Get to bed on time with the 80/20 principle
Photo by Lewis Parsons

I used to be a huge fan of taking my phone to bed with me. I would probably spend half an hour to a full hour just scrolling mindlessly through things that honestly won’t make a difference in my life. It’s certainly enjoyable in the moment, but then the next morning I would wake up like a zombie and can honestly say none of the things I read the night before were memorable.

I would argue that getting enough sleep should be on everyone’s list of 20% tasks. Not getting enough sleep is shown to have both long and short term effects on your life, physically, mentally, and emotionally.

Of course this is easier said that done. You basically have to remove the entirety of your low value 80% tasks in order to ensure you get the sleep you need.

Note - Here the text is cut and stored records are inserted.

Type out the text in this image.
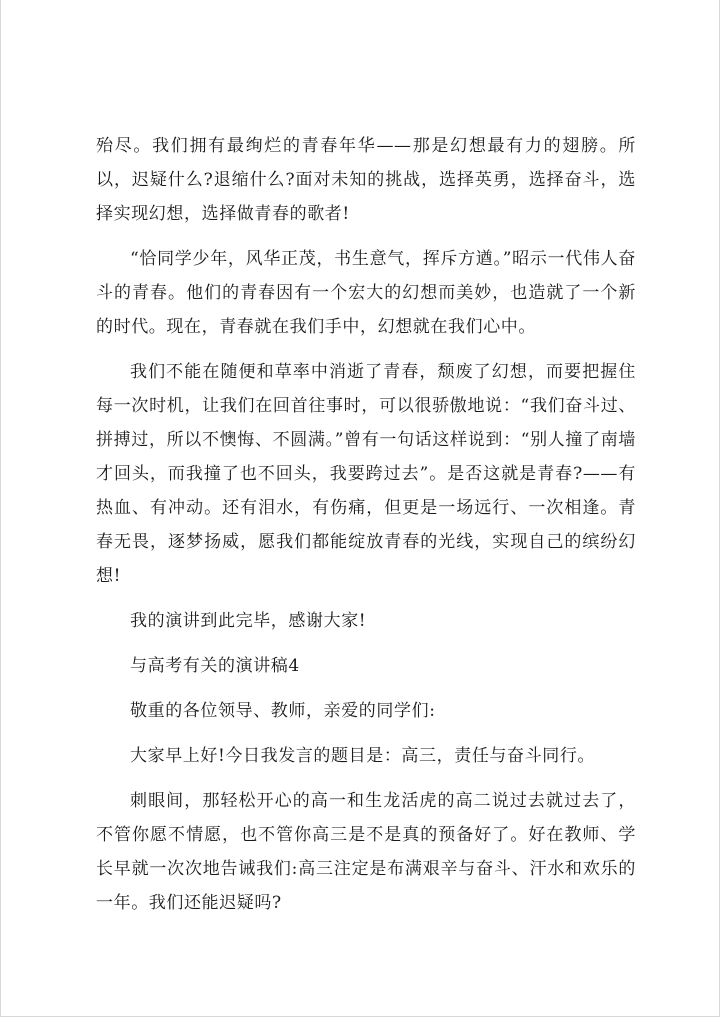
殆尽。我们拥有最绚烂的青春年华——那是幻想最有力的翅膀。所以，迟疑什么?退缩什么?面对未知的挑战，选择英勇，选择奋斗，选择实现幻想，选择做青春的歌者!

“恰同学少年，风华正茂，书生意气，挥斥方遒。”昭示一代伟人奋斗的青春。他们的青春因有一个宏大的幻想而美妙，也造就了一个新的时代。现在，青春就在我们手中，幻想就在我们心中。

我们不能在随便和草率中消逝了青春，颓废了幻想，而要把握住每一次时机，让我们在回首往事时，可以很骄傲地说：“我们奋斗过、拼搏过，所以不懊悔、不圆满。”曾有一句话这样说到：“别人撞了南墙才回头，而我撞了也不回头，我要跨过去”。是否这就是青春?——有热血、有冲动。还有泪水，有伤痛，但更是一场远行、一次相逢。青春无畏，逐梦扬威，愿我们都能绽放青春的光线，实现自己的缤纷幻想!

我的演讲到此完毕，感谢大家!

与高考有关的演讲稿4

敬重的各位领导、教师，亲爱的同学们:

大家早上好!今日我发言的题目是：高三，责任与奋斗同行。

刺眼间，那轻松开心的高一和生龙活虎的高二说过去就过去了，不管你愿不情愿，也不管你高三是不是真的预备好了。好在教师、学长早就一次次地告诫我们:高三注定是布满艰辛与奋斗、汗水和欢乐的一年。我们还能迟疑吗?
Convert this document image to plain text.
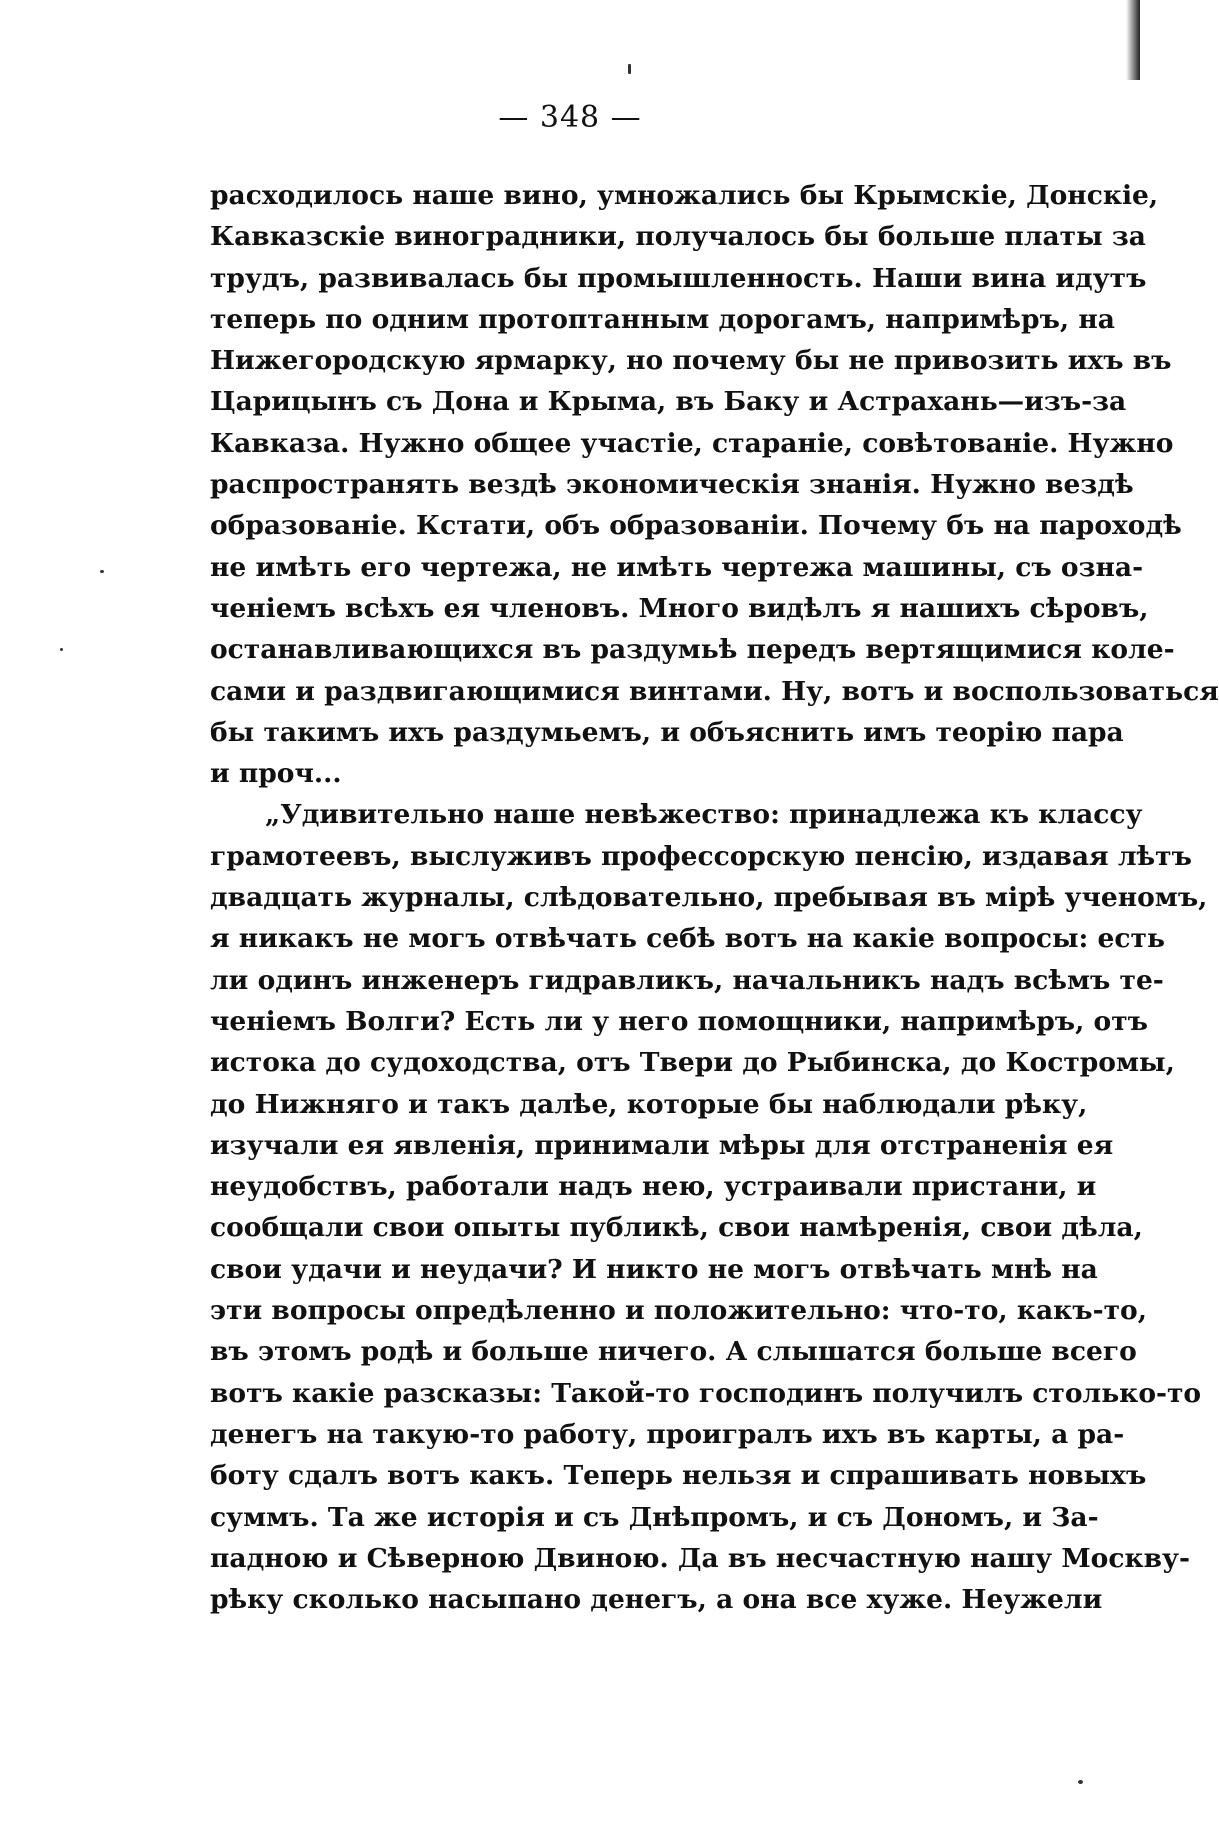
— 348 —
расходилось наше вино, умножались бы Крымскіе, Донскіе,
Кавказскіе виноградники, получалось бы больше платы за
трудъ, развивалась бы промышленность. Наши вина идутъ
теперь по одним протоптанным дорогамъ, напримѣръ, на
Нижегородскую ярмарку, но почему бы не привозить ихъ въ
Царицынъ съ Дона и Крыма, въ Баку и Астрахань—изъ-за
Кавказа. Нужно общее участіе, стараніе, совѣтованіе. Нужно
распространять вездѣ экономическія знанія. Нужно вездѣ
образованіе. Кстати, объ образованіи. Почему бъ на пароходѣ
не имѣть его чертежа, не имѣть чертежа машины, съ озна-
ченіемъ всѣхъ ея членовъ. Много видѣлъ я нашихъ сѣровъ,
останавливающихся въ раздумьѣ передъ вертящимися коле-
сами и раздвигающимися винтами. Ну, вотъ и воспользоваться
бы такимъ ихъ раздумьемъ, и объяснить имъ теорію пара
и проч...
„Удивительно наше невѣжество: принадлежа къ классу
грамотеевъ, выслуживъ профессорскую пенсію, издавая лѣтъ
двадцать журналы, слѣдовательно, пребывая въ мірѣ ученомъ,
я никакъ не могъ отвѣчать себѣ вотъ на какіе вопросы: есть
ли одинъ инженеръ гидравликъ, начальникъ надъ всѣмъ те-
ченіемъ Волги? Есть ли у него помощники, напримѣръ, отъ
истока до судоходства, отъ Твери до Рыбинска, до Костромы,
до Нижняго и такъ далѣе, которые бы наблюдали рѣку,
изучали ея явленія, принимали мѣры для отстраненія ея
неудобствъ, работали надъ нею, устраивали пристани, и
сообщали свои опыты публикѣ, свои намѣренія, свои дѣла,
свои удачи и неудачи? И никто не могъ отвѣчать мнѣ на
эти вопросы опредѣленно и положительно: что-то, какъ-то,
въ этомъ родѣ и больше ничего. А слышатся больше всего
вотъ какіе разсказы: Такой-то господинъ получилъ столько-то
денегъ на такую-то работу, проигралъ ихъ въ карты, а ра-
боту сдалъ вотъ какъ. Теперь нельзя и спрашивать новыхъ
суммъ. Та же исторія и съ Днѣпромъ, и съ Дономъ, и За-
падною и Сѣверною Двиною. Да въ несчастную нашу Москву-
рѣку сколько насыпано денегъ, а она все хуже. Неужели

  • Spend less time on your phone or watching television an hour before bed (hope you’ve noticed the theme here)
  • Go to bed and wake up at the same time everyday, even weekends
  • Develop a bed time routine and follow it
  • Sleep enough. Not too little, not too much

The 80/20 Principle and You

It really is this simple to drastically improve productivity in your daily life. Even if you do nothing else, by narrowing down the list of things that actually move your life forward rather than just getting by, you can hone in on what really matters. The 80/20 principle has been a powerful principle to implement in my life; what can it do for yours?